De fatinho e gravata, chegava Casimiro no seu Mercedes. Aí encontrou José, vestido duma forma não tão extravagante. As listas quase que se iam pegar, mas os três polícias destacados para a Mesa de Voto impediram males maiores!
Por fim, lá chegava no seu Papa-Reformas, Marciozinho que, mesmo assim, necessitou duma almofada para alcançar o volante. Fora o que se comportara duma forma mais humilde e exemplar em toda a campanha. Mesmo assim, era discriminado por alguns habitantes que troçavam dele. No momento do voto, necessitou igualmente duma cadeira para poder votar.
Estava a começar a noite mais quente de finais de Setembro, os resultados estavam para ser divulgados. A abstenção tinha sido elevada.
Marques, responsável pela presidência da mesa de voto, anunciaria os resultados: a Lista A de Casimiro reuniria 56 votos... os mesmos que o Partido B de José. Após serem transmitidos estes dois primeiros resultados, a povoação já temia um empate incrível e desmoralizante, mas ainda faltava saber os resultados da lista C de Marciozinho que... pasmem-se... conseguiria 57 votos!!!!!
Afinal o povo ainda era sábio na sua sentença, e castigara a má fé dos membros das duas principais listas que só procuravam expor publicamente as intriguices do costume! Marciozinho era mais capaz do que os outros dois cabeças de lista! E de facto, nos quatro anos seguintes, cumpriu o programa, promovendo o turismo na sua esbelta terra contemplada por uma planície mais atractiva! Conseguiria mesmo, através da assinatura dum protocolo com entidades públicas de saúde, a criação dum pequeno posto médico. Demonstrara pois que os homens não se medem aos palmos. Ele soube concentrar-se no essencial, naquilo que deveria ser a política, a arte de defender e gerir os interesses do seu povo. Cumpriria com distinção o limite máximo de 3 mandatos, e já com maioria absoluta. Deixou de ser discriminado para ser adorado, e mais tarde, atribuíram inclusive o seu nome a uma das ruas da vila.
Por seu turno, Casimiro e José humilhados, o primeiro por falta de obra, o segundo por denunciar todos os podres do anterior, acabaram por abandonar a política, e dedicaram-se definitivamente às actividades agrícolas.
O Sr. Marques da taberna afirmava satiricamente o seguinte:
- Tomaram a melhor decisão enquanto políticos!

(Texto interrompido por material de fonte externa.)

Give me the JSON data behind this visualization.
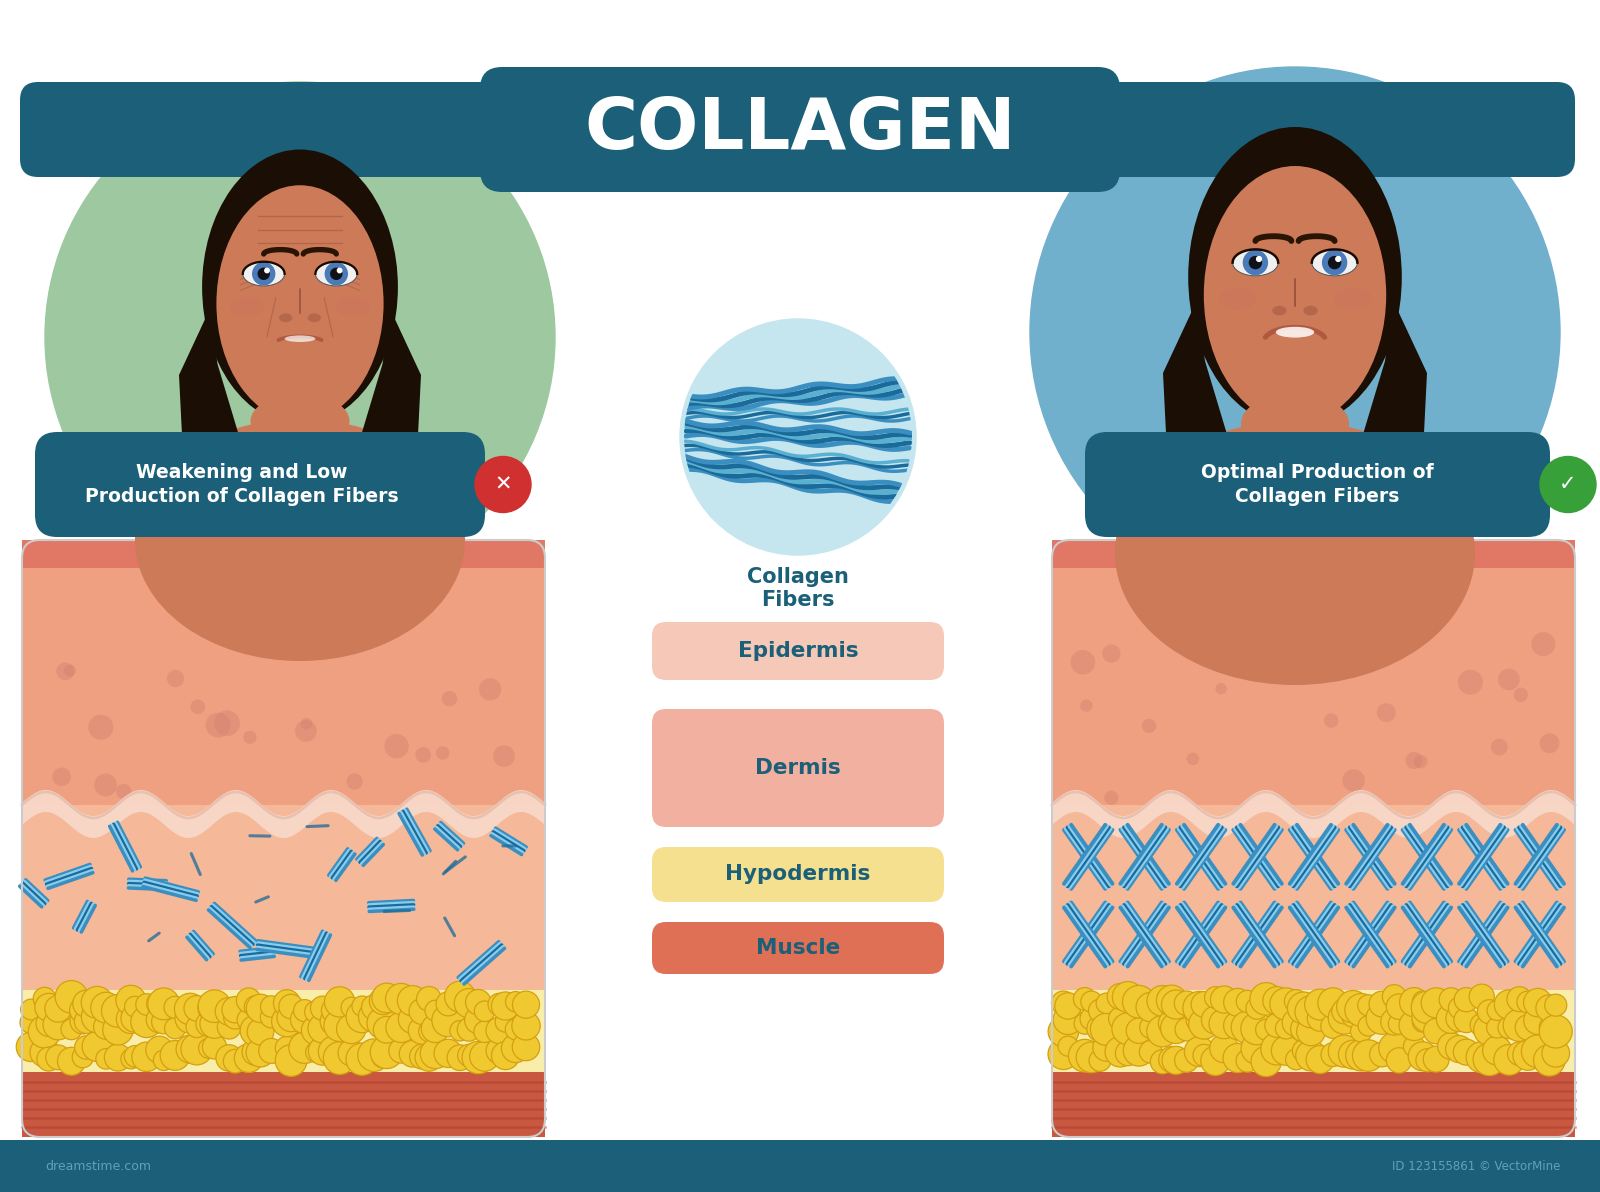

Oxalá que tentem a sorte nas aldeias que rivalizam com a nossa vila.

Desenho humorístico da autoria de Bordalo Pinheiro
Nota-extra - Toda esta narração é naturalmente fictícia (personagens, cenário, localidade...), não há qualquer crítica directa a alguém em concreto (nada disso!). Pretendemos sim com este texto motivar gargalhadas no leitor, mas por outro lado defendemos, tal como dizia e bem, Gil Vicente, o Fundador do Teatro em Portugal que "a rir, corrigem-se os costumes". Há pois alguma sátira neste conto.